- Born: January 6, 1925 Philadelphia, Pennsylvania, U.S.
- Died: June 9, 2007 (aged 82) Israel
- Occupation: Journalist, author
- Education: University of Pennsylvania University of Paris
- Spouse: Mary Sagman ​ ​(m. 1951; died 2005)​
- Children: 2

= Israel Shenker =

American journalist (1925–2007)

Israel Shenker (January 6, 1925 – June 9, 2007) was an American reporter for Time Magazine and The New York Times. He was an author of numerous books about language, lexicography, and Jewish life.

==Life==
Shenker was born in Philadelphia on January 6, 1925. Shenker enrolled at the University of Pennsylvania (UPenn) for college but interrupted his studies to serve with the Army Air Corps in World War II. Following his military service, he returned to UPenn and completed his bachelor's degree in philosophy in 1947. Shenker then studied briefly at the Sorbonne in Paris before embarking on his career as a journalist. In 1951 Shenker married Mary Sagman, with whom he had two children named Susie and Mark. Following his retirement from journalism, the couple moved to Mary Shenker's native Scotland, where he continued to write. After her death in 2005 he moved to Israel, where his daughter lived. He died in Israel in 2007.

==Journalism==
Shenker spent nearly 20 years as a Europe-based correspondent for Time Magazine, including serving as the magazine's Moscow reporter until the U.S.S.R. expelled him in 1964. From 1968 to 1979, Shenker was a reporter on the metropolitan staff of The New York Times. His true strengths as a reporter were on display in his profiles and interviews of interesting or prominent individuals. Among the notable figures he interviewed and profiled over the years were Isaac Asimov, Jorge Luis Borges, Fernand Braudel, Noam Chomsky, M. C. Escher, Al Hirschfeld, John Kenneth Galbraith, Graham Greene, Alf Landon, Marcel Marceau, Groucho Marx, Vladimir Nabokov, S. J. Perelman, Pablo Picasso, Menachem Mendel Schneerson, Isaac Bashevis Singer, and Aleksandr Solzhenitsyn.

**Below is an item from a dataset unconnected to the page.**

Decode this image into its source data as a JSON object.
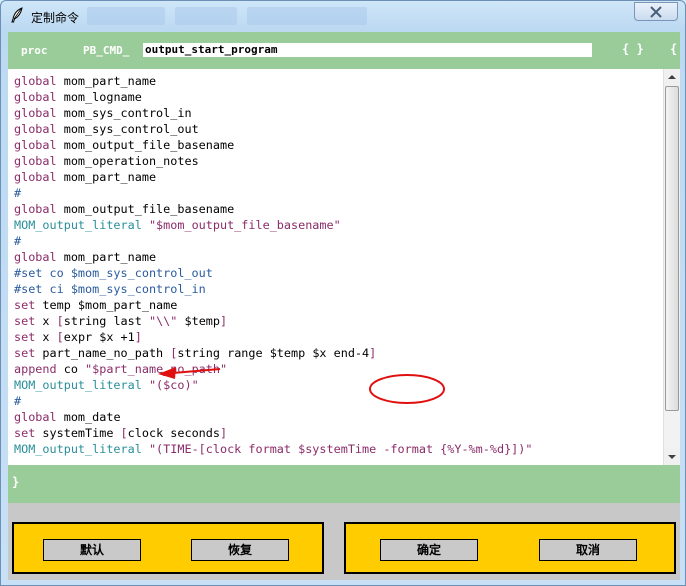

In the latter half of his career, Shenker was known in particular for his coverage of letters, lexicography and languages, especially Yiddish, to which he retained an ardent lifelong attachment. In later years, in ostensible retirement, he wrote freelance articles for The New York Times on European travel. His work also appeared in other magazines from Sports Illustrated to American Heritage, and he intermittently authored "Talk of the Town" pieces and other articles for The New Yorker from the 1960s to the 1980s.

==Published work==

- As Good as Golda : The Warmth and Wisdom of Israel's Prime Minister [Golda Meir; compiled and edited by Israel Shenker and Mary Shenker] (McCall, 1970)
- Words and Their Masters (Doubleday, 1974)
- Zero Mostel's Book of Villains [co-authored with Zero Mostel] (Doubleday, 1976)
- Noshing is Sacred: The Joys and Oys of Jewish Food (Bobbs-Merrill, 1979)
- Harmless Drudges: Wizards of Language: Ancient, Medieval and Modern (Barnhart Books, 1979)
- In the Footsteps of Johnson and Boswell (Houghton Mifflin, 1982)
- Coat of Many Colors: Pages From Jewish Life (Doubleday, 1985).